La présidente de l’Association des sociétés de développement de Montréal (ASDM), Caroline Tessier, met d’ailleurs en garde les entreprises qui décideraient de mettre sur la glace l’élaboration de leur service numérique en voyant la réouverture des commerces approcher. Sachant que le retour à la normale ne se fera pas avant qu’un vaccin ait été approuvé, ce qui pourrait prendre encore de 12 à 18 mois selon les experts, les mesures de distanciation sociale demeureront. «Les gens plus âgés, ceux qui n’ont pas nécessairement le temps d’attendre en ligne, auront encore besoin de cette accommodation», souligne-t-elle.

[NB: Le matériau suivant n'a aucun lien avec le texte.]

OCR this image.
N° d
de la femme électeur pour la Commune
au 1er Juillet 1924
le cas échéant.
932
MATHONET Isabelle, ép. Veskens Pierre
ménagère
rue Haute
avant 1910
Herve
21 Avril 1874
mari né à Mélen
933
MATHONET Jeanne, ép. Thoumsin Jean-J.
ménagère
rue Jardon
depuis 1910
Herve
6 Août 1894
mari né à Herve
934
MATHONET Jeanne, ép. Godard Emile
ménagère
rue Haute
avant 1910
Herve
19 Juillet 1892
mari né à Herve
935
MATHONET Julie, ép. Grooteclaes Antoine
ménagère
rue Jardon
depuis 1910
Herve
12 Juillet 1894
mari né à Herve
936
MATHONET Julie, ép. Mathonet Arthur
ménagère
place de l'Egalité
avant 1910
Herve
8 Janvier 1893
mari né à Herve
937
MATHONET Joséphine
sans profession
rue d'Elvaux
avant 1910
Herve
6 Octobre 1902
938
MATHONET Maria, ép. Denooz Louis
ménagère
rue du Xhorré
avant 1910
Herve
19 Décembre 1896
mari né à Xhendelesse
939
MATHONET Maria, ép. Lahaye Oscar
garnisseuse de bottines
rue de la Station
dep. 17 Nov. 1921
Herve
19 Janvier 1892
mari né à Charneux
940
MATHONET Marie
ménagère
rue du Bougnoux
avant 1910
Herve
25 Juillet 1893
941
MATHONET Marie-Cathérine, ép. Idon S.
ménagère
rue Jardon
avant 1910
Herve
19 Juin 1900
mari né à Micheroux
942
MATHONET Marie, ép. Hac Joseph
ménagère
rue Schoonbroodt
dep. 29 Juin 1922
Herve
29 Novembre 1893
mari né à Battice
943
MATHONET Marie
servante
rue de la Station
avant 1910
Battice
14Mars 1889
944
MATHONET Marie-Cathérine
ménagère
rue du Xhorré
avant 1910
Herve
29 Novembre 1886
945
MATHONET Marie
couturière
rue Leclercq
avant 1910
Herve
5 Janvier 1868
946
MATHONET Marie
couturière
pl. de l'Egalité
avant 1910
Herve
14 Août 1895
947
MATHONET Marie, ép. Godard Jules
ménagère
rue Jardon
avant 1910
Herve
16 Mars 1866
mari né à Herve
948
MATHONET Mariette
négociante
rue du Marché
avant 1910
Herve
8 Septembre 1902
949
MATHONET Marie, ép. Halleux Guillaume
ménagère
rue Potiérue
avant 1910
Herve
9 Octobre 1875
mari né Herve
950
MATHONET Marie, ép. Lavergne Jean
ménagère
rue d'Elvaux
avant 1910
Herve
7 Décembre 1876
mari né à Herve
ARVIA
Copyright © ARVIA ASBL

Si de nouveaux services ont été offerts «de force» à cause de la distanciation sociale, ceux-ci devront donc être maintenus, même après la crise sanitaire de la COVID-19, croit le professeur adjoint à HEC Bruno Lussier.
«Les clients ont maintenant peur. On a créé une forme d’anxiété sociale. Ce n’est pas tout le monde qui, dès que le confinement sera levé, retournera à ses anciennes habitudes de consommation. Certains auront encore besoin de ces nouvelles formes d’approche client. Les entreprises québécoises qui vendent des produits locaux n’auront pas le choix de s’adapter à ça», estime Bruno Lussier.
Au moment de la réouverture de leurs établissements, la santé et l’hygiène devront primer, indique Caroline Tessier. «Les mesures sanitaires devront être impeccables, car c’est ce qui guidera le choix des consommateurs de répéter ou non l’expérience.»